Warning Signs: How to Spot Unserious Providers

  • “We test everything”. A reputable provider clearly defines what they can and cannot do
  • No clear methodology. Vague descriptions like “complete AI security review” without details
  • Guarantees. “We guarantee 100% security” is always unserious
  • Extremely low prices. AI red teaming under CHF 5,000 cannot be serious
  • No references. Unwillingness to name reference clients
  • Only automated tools. AI red teaming requires manual expertise, not just scanning tools
  • No clear report. The provider cannot show an example of their reporting format
  • Pressure for quick engagement. Reputable providers give you time for evaluation

Phase 1: Longlist (1 Week)

  • Identify 3–5 potential providers
  • Check CREST certification and publicly available information
  • Review publications and expert contributions by providers

Phase 2: RFI / Initial Meetings (2 Weeks)

  • Send a structured information request
  • Conduct initial meetings with all providers
  • Ask the questions listed above

Phase 3: RFP / Proposal Evaluation (2 Weeks)

  • Request detailed proposals with methodology, timeline, and costs
  • Compare using a weighted evaluation matrix
  • Ask for sample reports

Phase 4: Reference Check (1 Week)

  • Contact at least two reference clients
  • Ask about quality, communication, and practicality of recommendations
  • Inquire about cooperation during and after the project

Phase 5: Contract

  • Ensure clear NDA agreements
  • Contractually define scope, deliverables, and timeline
  • Agree on escalation processes for critical findings

Contract Design: What to Watch For

Essential Contract Components

A contract for AI red teaming should explicitly regulate the following points:

Scope and Boundaries

  • Which systems will be tested?
  • Which test methods are permitted?
  • Which systems and methods are explicitly excluded?
  • At what times will tests take place?

Data Protection and Confidentiality

  • NDA with clearly defined confidentiality levels
  • Rules for handling sensitive data discovered during testing
  • Data retention and deletion after project completion
  • Compliance with nDSG and, where applicable, GDPR

Deliverables and Reporting

  • Scope and format of the final report
  • Management summary and technical detail report
  • Severity classification of findings (e.g., per CVSS)
  • Recommendations with prioritisation and effort estimation
  • Presentation of results to management and technical teams

Escalation and Emergency Processes

  • How are critical findings handled during testing?
  • Who is informed within what timeframe?
  • May the tester escalate a third-party active attack discovered during testing?

Re-Tests and Follow-Up

  • Are re-tests after vulnerability remediation included in the price?
  • Within what timeframe can re-tests be conducted?
  • Is there remediation support available?

Typical Contract Pitfalls

  • Too narrow scope: If only the “frontend” of an AI system is tested, API and backend vulnerabilities remain undiscovered
  • No re-test clause: Without a re-test clause, you pay double if you want to verify remediation
  • Unclear IP rights: Who owns the exploits and tools developed during testing?
  • Missing liability provisions: What happens if the test unintentionally impacts production systems?

Further Resources

Choosing Your Provider

Selecting an AI red teaming provider is a strategic decision. In a young market where quality differences are large, a systematic evaluation pays off. The five core criteria, namely CREST certification, OWASP LLM expertise, EU AI Act competence, methodological transparency, and industry experience. These provide a solid evaluation framework.
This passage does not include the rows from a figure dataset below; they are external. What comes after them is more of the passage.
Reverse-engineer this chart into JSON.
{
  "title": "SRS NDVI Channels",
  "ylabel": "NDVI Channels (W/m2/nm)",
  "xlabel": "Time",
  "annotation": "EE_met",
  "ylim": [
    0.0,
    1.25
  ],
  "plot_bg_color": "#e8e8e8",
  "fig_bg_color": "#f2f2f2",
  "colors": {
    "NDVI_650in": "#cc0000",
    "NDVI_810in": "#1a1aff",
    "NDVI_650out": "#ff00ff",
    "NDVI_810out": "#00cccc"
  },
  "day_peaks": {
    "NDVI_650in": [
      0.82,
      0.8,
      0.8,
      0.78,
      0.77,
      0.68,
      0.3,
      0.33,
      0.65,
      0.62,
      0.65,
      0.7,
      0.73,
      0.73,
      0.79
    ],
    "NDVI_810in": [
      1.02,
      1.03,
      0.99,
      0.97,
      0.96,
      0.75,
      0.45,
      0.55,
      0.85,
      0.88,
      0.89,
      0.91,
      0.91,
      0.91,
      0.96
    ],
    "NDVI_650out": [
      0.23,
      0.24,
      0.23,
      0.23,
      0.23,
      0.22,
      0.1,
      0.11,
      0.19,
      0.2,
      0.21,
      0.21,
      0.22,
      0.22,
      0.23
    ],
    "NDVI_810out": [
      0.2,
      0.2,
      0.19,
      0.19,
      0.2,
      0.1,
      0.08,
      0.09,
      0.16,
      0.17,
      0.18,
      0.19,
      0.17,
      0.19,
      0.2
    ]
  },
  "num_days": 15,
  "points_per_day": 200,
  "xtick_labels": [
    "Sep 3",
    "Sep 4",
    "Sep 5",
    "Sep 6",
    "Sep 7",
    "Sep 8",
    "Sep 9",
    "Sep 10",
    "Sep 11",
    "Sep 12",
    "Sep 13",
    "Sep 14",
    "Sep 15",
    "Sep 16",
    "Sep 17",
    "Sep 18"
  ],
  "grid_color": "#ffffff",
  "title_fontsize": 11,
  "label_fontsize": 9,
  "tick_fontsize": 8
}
Invest a little more time in the selection and pay an appropriate price for demonstrable quality. The alternative (a superficial test that creates a false sense of security) is the more expensive option in the long run.

Last updated: March 2026. This guide is regularly reviewed and updated. Alpine Excellence is an independent editorial platform and receives no compensation for provider recommendations.